Fire officials would prefer even those be avoided, or at the very least, used with extreme caution.

“Pay attention to manufacturer guidelines. If it throws sparks, or it burns, don’t light them around dead grass, put them on wood, or on a table or in the backyard,” Devendorf said.

Even those that are “relatively safe” can prove dangerous, officials said.

Central Arizona Fire and Medical Authority Assistant Fire Marshal Andie Smith recognizes the confusion over what is and is not allowed, particularly as state law allows the sale of consumer fireworks despite giving cities and towns the right to pass ordinances that prohibit their use.

State law limits sale to between May 20 and July 6 and Dec. 10 and Jan. 3, and limits use to between June 24 and July 6 and Dec. 24 and Jan. 3.

Adding to the confusion is the fact consumer fireworks – non-aerial devices such as cylindrical fountains, illuminating torches, wire sparklers and dip sticks – can be ignited in unincorporated areas of Yavapai County except when they are under fire restrictions, which is now the case, Smith said.

“I told you it’s confusing,” Smith said.

Such mixed messages are a frustration to Devendorf who suggests it makes no sense to him that any amateur would be legally allowed to ignite fireworks in a state prone to wildfires.
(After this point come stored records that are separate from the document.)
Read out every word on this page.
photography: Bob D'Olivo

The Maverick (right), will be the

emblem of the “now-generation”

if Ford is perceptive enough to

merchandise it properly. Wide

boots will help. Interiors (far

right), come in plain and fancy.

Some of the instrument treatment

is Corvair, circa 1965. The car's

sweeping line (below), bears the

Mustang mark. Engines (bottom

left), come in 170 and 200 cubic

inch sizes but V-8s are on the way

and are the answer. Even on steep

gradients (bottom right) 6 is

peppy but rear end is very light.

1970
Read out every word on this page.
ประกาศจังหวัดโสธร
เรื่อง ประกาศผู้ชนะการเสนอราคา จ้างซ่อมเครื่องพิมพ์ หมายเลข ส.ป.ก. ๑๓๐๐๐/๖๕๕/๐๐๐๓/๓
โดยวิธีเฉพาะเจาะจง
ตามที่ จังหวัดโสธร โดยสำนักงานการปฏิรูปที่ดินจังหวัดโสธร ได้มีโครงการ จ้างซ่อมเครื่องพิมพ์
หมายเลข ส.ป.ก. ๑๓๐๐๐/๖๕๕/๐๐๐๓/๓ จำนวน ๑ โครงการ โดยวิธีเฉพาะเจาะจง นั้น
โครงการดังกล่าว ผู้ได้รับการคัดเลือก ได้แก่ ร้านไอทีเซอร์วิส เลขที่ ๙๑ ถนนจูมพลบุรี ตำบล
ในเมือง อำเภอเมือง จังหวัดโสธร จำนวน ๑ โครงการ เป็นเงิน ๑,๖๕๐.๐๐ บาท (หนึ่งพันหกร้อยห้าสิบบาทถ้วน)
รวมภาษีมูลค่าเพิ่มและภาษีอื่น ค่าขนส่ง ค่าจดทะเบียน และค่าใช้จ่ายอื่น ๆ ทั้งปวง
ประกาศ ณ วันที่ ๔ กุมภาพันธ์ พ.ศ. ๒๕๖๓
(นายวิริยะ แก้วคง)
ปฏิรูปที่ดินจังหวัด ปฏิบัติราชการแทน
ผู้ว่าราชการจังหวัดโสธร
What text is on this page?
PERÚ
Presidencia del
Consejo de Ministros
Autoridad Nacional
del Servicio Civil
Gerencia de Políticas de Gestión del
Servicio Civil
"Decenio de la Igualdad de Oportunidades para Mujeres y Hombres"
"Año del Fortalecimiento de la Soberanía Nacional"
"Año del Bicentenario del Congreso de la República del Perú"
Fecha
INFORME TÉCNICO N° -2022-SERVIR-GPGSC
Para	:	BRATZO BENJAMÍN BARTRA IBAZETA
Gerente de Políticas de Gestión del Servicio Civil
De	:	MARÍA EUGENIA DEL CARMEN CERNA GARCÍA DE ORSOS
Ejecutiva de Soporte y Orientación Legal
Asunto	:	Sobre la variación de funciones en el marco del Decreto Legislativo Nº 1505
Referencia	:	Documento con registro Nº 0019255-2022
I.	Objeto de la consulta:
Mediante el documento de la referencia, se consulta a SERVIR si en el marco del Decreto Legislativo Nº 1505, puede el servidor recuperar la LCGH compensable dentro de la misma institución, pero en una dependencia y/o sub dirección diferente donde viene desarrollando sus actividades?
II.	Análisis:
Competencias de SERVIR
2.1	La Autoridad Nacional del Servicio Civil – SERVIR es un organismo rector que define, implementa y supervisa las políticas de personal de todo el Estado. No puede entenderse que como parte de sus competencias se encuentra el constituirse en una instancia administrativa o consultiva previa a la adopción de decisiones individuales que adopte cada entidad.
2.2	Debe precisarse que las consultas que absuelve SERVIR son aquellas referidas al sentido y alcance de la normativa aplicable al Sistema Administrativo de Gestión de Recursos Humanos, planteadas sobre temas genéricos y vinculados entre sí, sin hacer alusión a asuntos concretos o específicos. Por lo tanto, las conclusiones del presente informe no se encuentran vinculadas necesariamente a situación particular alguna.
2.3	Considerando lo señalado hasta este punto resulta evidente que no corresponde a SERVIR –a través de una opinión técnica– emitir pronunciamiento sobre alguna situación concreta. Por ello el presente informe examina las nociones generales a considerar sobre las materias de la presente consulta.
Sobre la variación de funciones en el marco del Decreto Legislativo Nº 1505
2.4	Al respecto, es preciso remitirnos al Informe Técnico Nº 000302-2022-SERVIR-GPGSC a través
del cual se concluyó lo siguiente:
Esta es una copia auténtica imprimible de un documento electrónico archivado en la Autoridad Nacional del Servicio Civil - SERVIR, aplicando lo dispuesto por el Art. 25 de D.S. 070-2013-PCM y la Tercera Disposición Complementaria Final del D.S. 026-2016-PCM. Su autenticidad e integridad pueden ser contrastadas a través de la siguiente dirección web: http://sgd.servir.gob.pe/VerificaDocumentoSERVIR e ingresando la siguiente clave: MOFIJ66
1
At this time, Devendorf said, there are 26 wildfires burning across the state.

Yavapai Regional Medical Center Director of Emergency Services Robert Barth has witnessed the life-altering harm that can occur when someone with no professional expertise plays with fireworks.

The worst occurred at the turn of the millennium when Barth was a flight nurse in Las Vegas.

A man blew off his hand, and scorched his throat, while lighting homemade fireworks in a confined space.

“He made it, but the loss of a hand is a serious disability for the rest of his life,” Barth said, noting eye injuries are another common hazard of consumer fireworks.

His advice: bring a blanket to the Mile High Middle School on Fourth of July for the 9 p.m. fireworks show, part of an all-day celebration accessed with a $5 entry fee.

“I’ve never seen a town do it up for Fourth of July like Prescott does,” Barth said. “ … To me, there is nothing positive that comes out of homemade fireworks.”